The International AIDS Society-USA guidelines recommend when to start ART, what type to choose, how to monitor and when to change therapies. Recommendations appeared in the July 21, 2010 issue of the Journal of the American Medical Association.
Patients must be ready to undertake lifelong ART, the guidelines said. Therapy is recommended for symptomatic patients regardless of CD4 cell count, and for asymptomatic individuals with CD4 cell counts ≤500/µL. Risk reduction counseling should be done at each patient-clinician interaction, they said.
When selecting a regimen, clinicians should consider resistance-testing results and predicted virologic efficacy, toxicity and tolerability; pill burden; dosing frequency; drug-drug interactions; comorbidities; patient and practitioner preference; and cost and affordability. Current evidence supports combining two nucleoside reverse transcriptase inhibitors (nRTIs) and a potent third agent from another class. Fixed-dose formulations and once-daily regimens are preferred.
Effective therapy should suppress HIV to less than 50 copies/mL (polymerase chain reaction) or 75 copies/µL (branched DNA) by 24 weeks. To detect failure, testing of HIV-1 RNA should be repeated two to eight weeks after initiation, every four to eight weeks until suppressed, and then every three to four months for at least the first year. CD4 cell counts should be monitored at least every three to four months after starting therapy, especially among patients with counts <200/µL, to assess prophylaxis for opportunistic infections.

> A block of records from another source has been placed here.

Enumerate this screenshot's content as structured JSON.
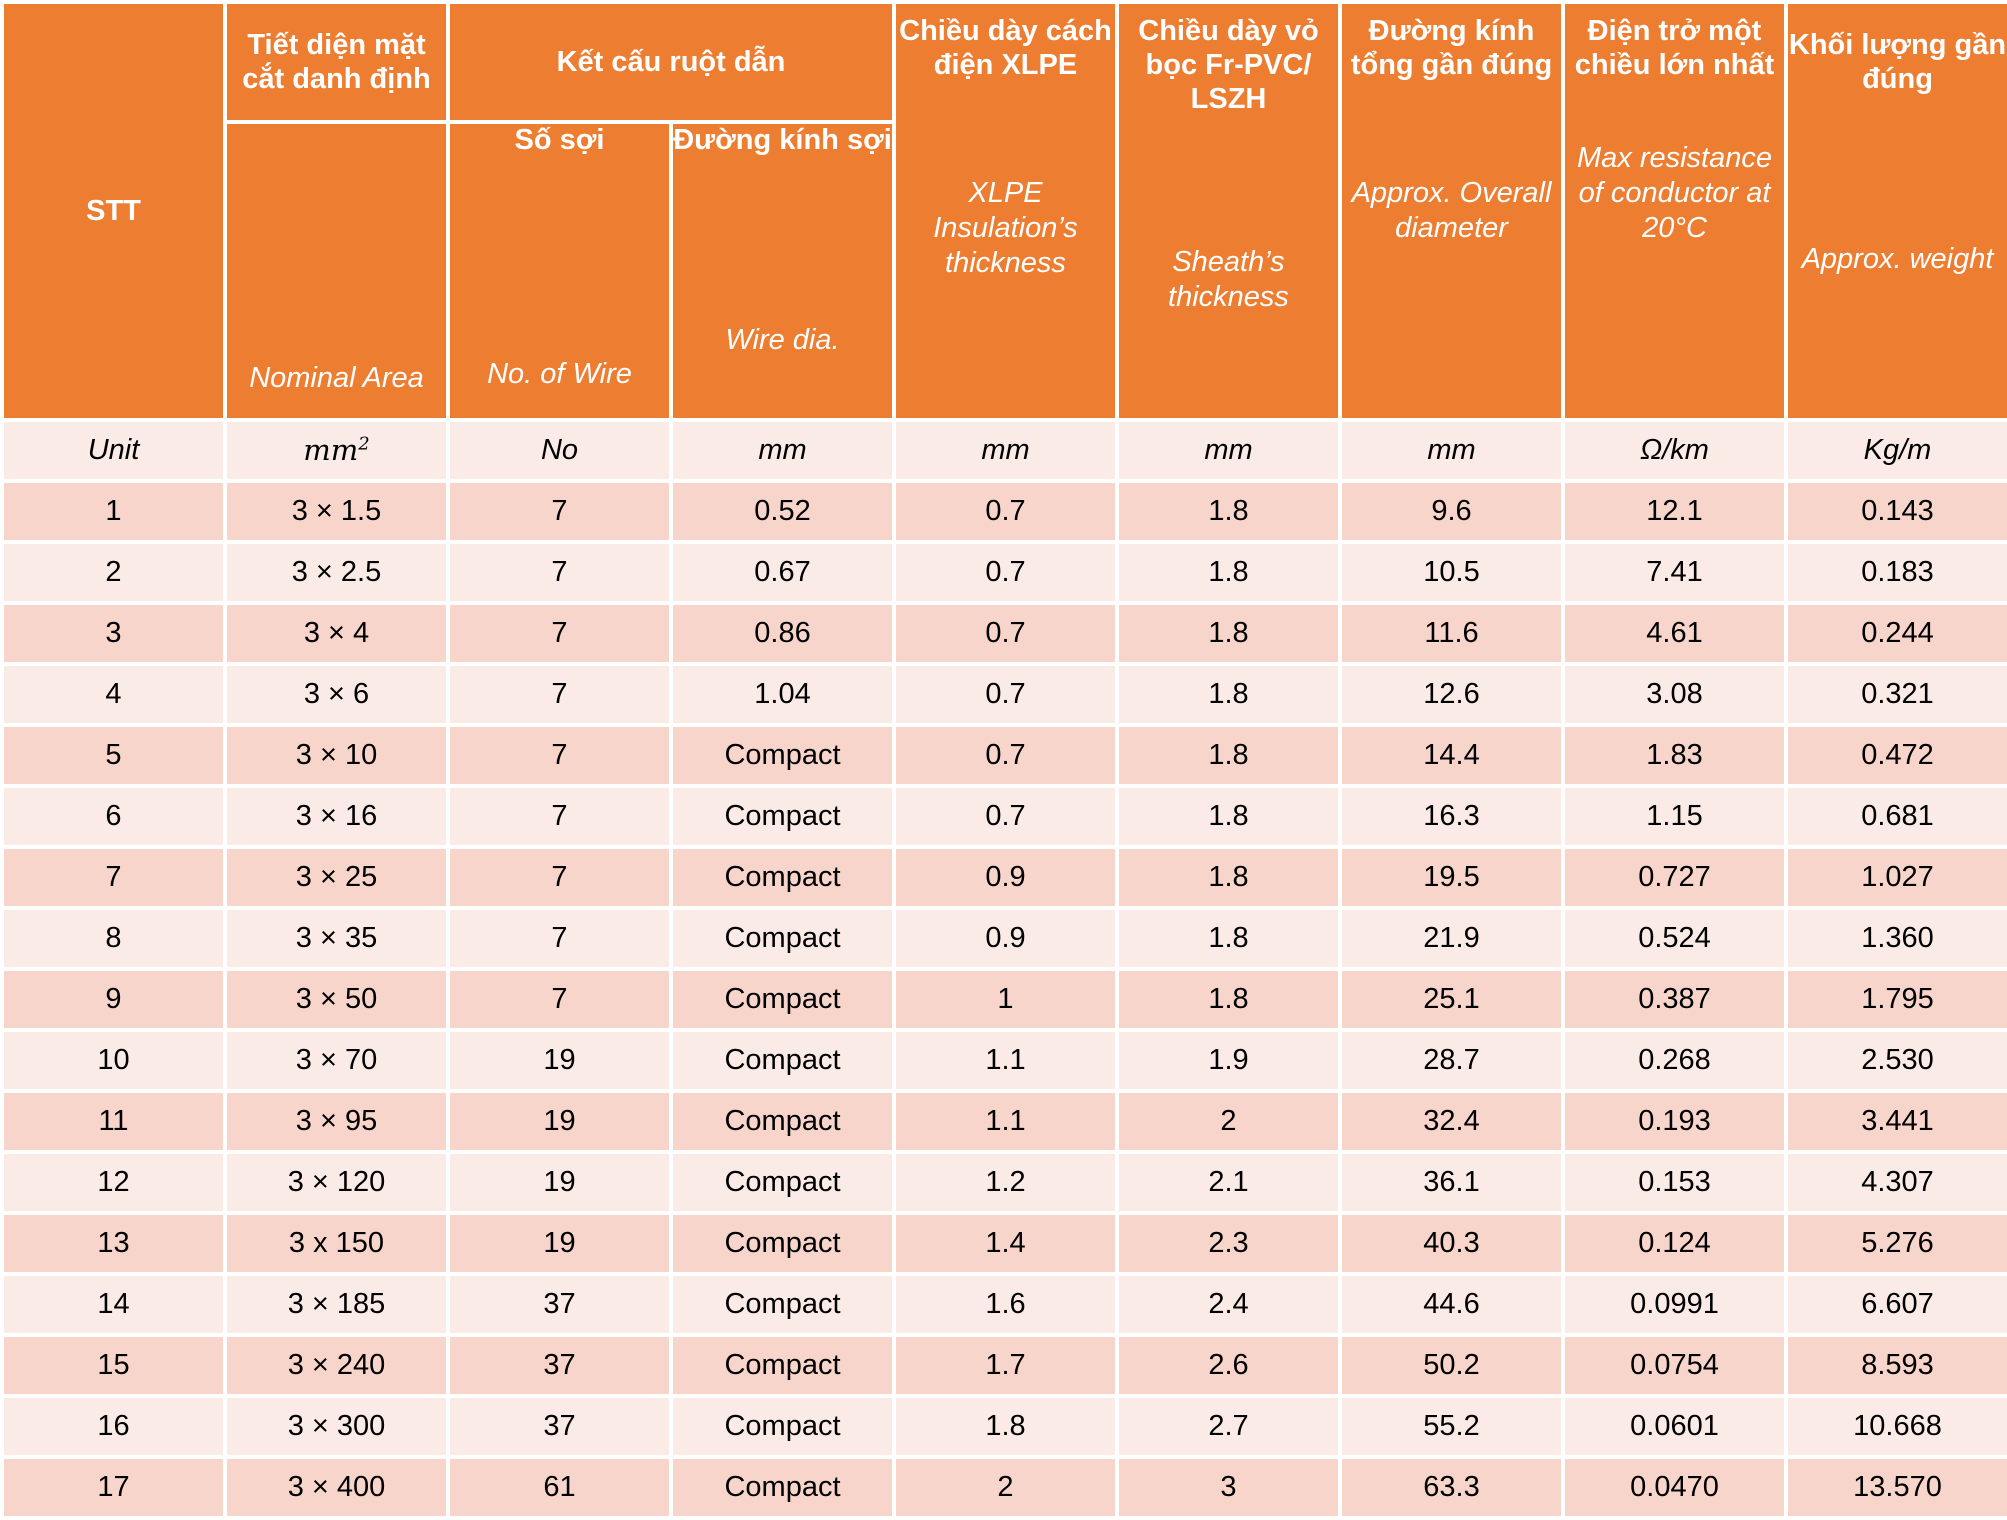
{
  "header": {
    "stt": "STT",
    "area_vn": "Tiết diện mặt cắt danh định",
    "area_en": "Nominal Area",
    "conductor_vn": "Kết cấu ruột dẫn",
    "wire_no_vn": "Số sợi",
    "wire_no_en": "No. of Wire",
    "wire_dia_vn": "Đường kính sợi",
    "wire_dia_en": "Wire dia.",
    "insulation_vn": "Chiều dày cách điện XLPE",
    "insulation_en": "XLPE Insulation’s thickness",
    "sheath_vn": "Chiều dày vỏ bọc Fr-PVC/ LSZH",
    "sheath_en": "Sheath’s thickness",
    "diameter_vn": "Đường kính tổng gần đúng",
    "diameter_en": "Approx. Overall diameter",
    "resistance_vn": "Điện trở một chiều lớn nhất",
    "resistance_en": "Max resistance of conductor at 20°C",
    "weight_vn": "Khối lượng gần đúng",
    "weight_en": "Approx. weight"
  },
  "units": {
    "stt": "Unit",
    "area": "mm",
    "area_sup": "2",
    "wire_no": "No",
    "wire_dia": "mm",
    "insulation": "mm",
    "sheath": "mm",
    "diameter": "mm",
    "resistance": "Ω/km",
    "weight": "Kg/m"
  },
  "rows": [
    {
      "stt": "1",
      "area": "3 × 1.5",
      "wires": "7",
      "dia": "0.52",
      "ins": "0.7",
      "sheath": "1.8",
      "overall": "9.6",
      "res": "12.1",
      "weight": "0.143"
    },
    {
      "stt": "2",
      "area": "3 × 2.5",
      "wires": "7",
      "dia": "0.67",
      "ins": "0.7",
      "sheath": "1.8",
      "overall": "10.5",
      "res": "7.41",
      "weight": "0.183"
    },
    {
      "stt": "3",
      "area": "3 × 4",
      "wires": "7",
      "dia": "0.86",
      "ins": "0.7",
      "sheath": "1.8",
      "overall": "11.6",
      "res": "4.61",
      "weight": "0.244"
    },
    {
      "stt": "4",
      "area": "3 × 6",
      "wires": "7",
      "dia": "1.04",
      "ins": "0.7",
      "sheath": "1.8",
      "overall": "12.6",
      "res": "3.08",
      "weight": "0.321"
    },
    {
      "stt": "5",
      "area": "3 × 10",
      "wires": "7",
      "dia": "Compact",
      "ins": "0.7",
      "sheath": "1.8",
      "overall": "14.4",
      "res": "1.83",
      "weight": "0.472"
    },
    {
      "stt": "6",
      "area": "3 × 16",
      "wires": "7",
      "dia": "Compact",
      "ins": "0.7",
      "sheath": "1.8",
      "overall": "16.3",
      "res": "1.15",
      "weight": "0.681"
    },
    {
      "stt": "7",
      "area": "3 × 25",
      "wires": "7",
      "dia": "Compact",
      "ins": "0.9",
      "sheath": "1.8",
      "overall": "19.5",
      "res": "0.727",
      "weight": "1.027"
    },
    {
      "stt": "8",
      "area": "3 × 35",
      "wires": "7",
      "dia": "Compact",
      "ins": "0.9",
      "sheath": "1.8",
      "overall": "21.9",
      "res": "0.524",
      "weight": "1.360"
    },
    {
      "stt": "9",
      "area": "3 × 50",
      "wires": "7",
      "dia": "Compact",
      "ins": "1",
      "sheath": "1.8",
      "overall": "25.1",
      "res": "0.387",
      "weight": "1.795"
    },
    {
      "stt": "10",
      "area": "3 × 70",
      "wires": "19",
      "dia": "Compact",
      "ins": "1.1",
      "sheath": "1.9",
      "overall": "28.7",
      "res": "0.268",
      "weight": "2.530"
    },
    {
      "stt": "11",
      "area": "3 × 95",
      "wires": "19",
      "dia": "Compact",
      "ins": "1.1",
      "sheath": "2",
      "overall": "32.4",
      "res": "0.193",
      "weight": "3.441"
    },
    {
      "stt": "12",
      "area": "3 × 120",
      "wires": "19",
      "dia": "Compact",
      "ins": "1.2",
      "sheath": "2.1",
      "overall": "36.1",
      "res": "0.153",
      "weight": "4.307"
    },
    {
      "stt": "13",
      "area": "3 x 150",
      "wires": "19",
      "dia": "Compact",
      "ins": "1.4",
      "sheath": "2.3",
      "overall": "40.3",
      "res": "0.124",
      "weight": "5.276"
    },
    {
      "stt": "14",
      "area": "3 × 185",
      "wires": "37",
      "dia": "Compact",
      "ins": "1.6",
      "sheath": "2.4",
      "overall": "44.6",
      "res": "0.0991",
      "weight": "6.607"
    },
    {
      "stt": "15",
      "area": "3 × 240",
      "wires": "37",
      "dia": "Compact",
      "ins": "1.7",
      "sheath": "2.6",
      "overall": "50.2",
      "res": "0.0754",
      "weight": "8.593"
    },
    {
      "stt": "16",
      "area": "3 × 300",
      "wires": "37",
      "dia": "Compact",
      "ins": "1.8",
      "sheath": "2.7",
      "overall": "55.2",
      "res": "0.0601",
      "weight": "10.668"
    },
    {
      "stt": "17",
      "area": "3 × 400",
      "wires": "61",
      "dia": "Compact",
      "ins": "2",
      "sheath": "3",
      "overall": "63.3",
      "res": "0.0470",
      "weight": "13.570"
    }
  ],
  "colors": {
    "header": "#ED7D31",
    "row_dark": "#F8D5CB",
    "row_light": "#FBEBE6"
  }
}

Patients who have changed therapy because of virologic failure need more frequent monitoring. Even if one or more regimens has failed, the therapeutic goal should still be undetectable plasma HIV-1 RNA levels. This goal is achievable with new drugs and regimens, the guidelines said.
Before changing regimens following a rebound after complete suppression, physicians should consider poor adherence, drug-drug interactions, concurrent infections and recent vaccinations as possible causes. Testing for an isolated detectable viral load should be repeated to exclude errors or self-resolving low-level viremia.
When changing regimens, physicians should consider the stage of HIV, nadir and current CD4 cell count, comorbidities, treatment history, current and previous drug resistance tests, and drug interactions. At least two drugs, and preferably three fully active drugs, should be included and drugs from new classes should be considered.
Single-agent switches to decrease toxicity, avoid drug interactions, or improve convenience and adherence are possible, provided the potency of the regimen is maintained and drug interactions are managed. Ritonavir-boosted protease inhibitor (PI/r) monotherapy is not recommended, except when other drugs raise issues of toxicity or tolerability. Delaying such switches may affect adherence and risk developing resistance.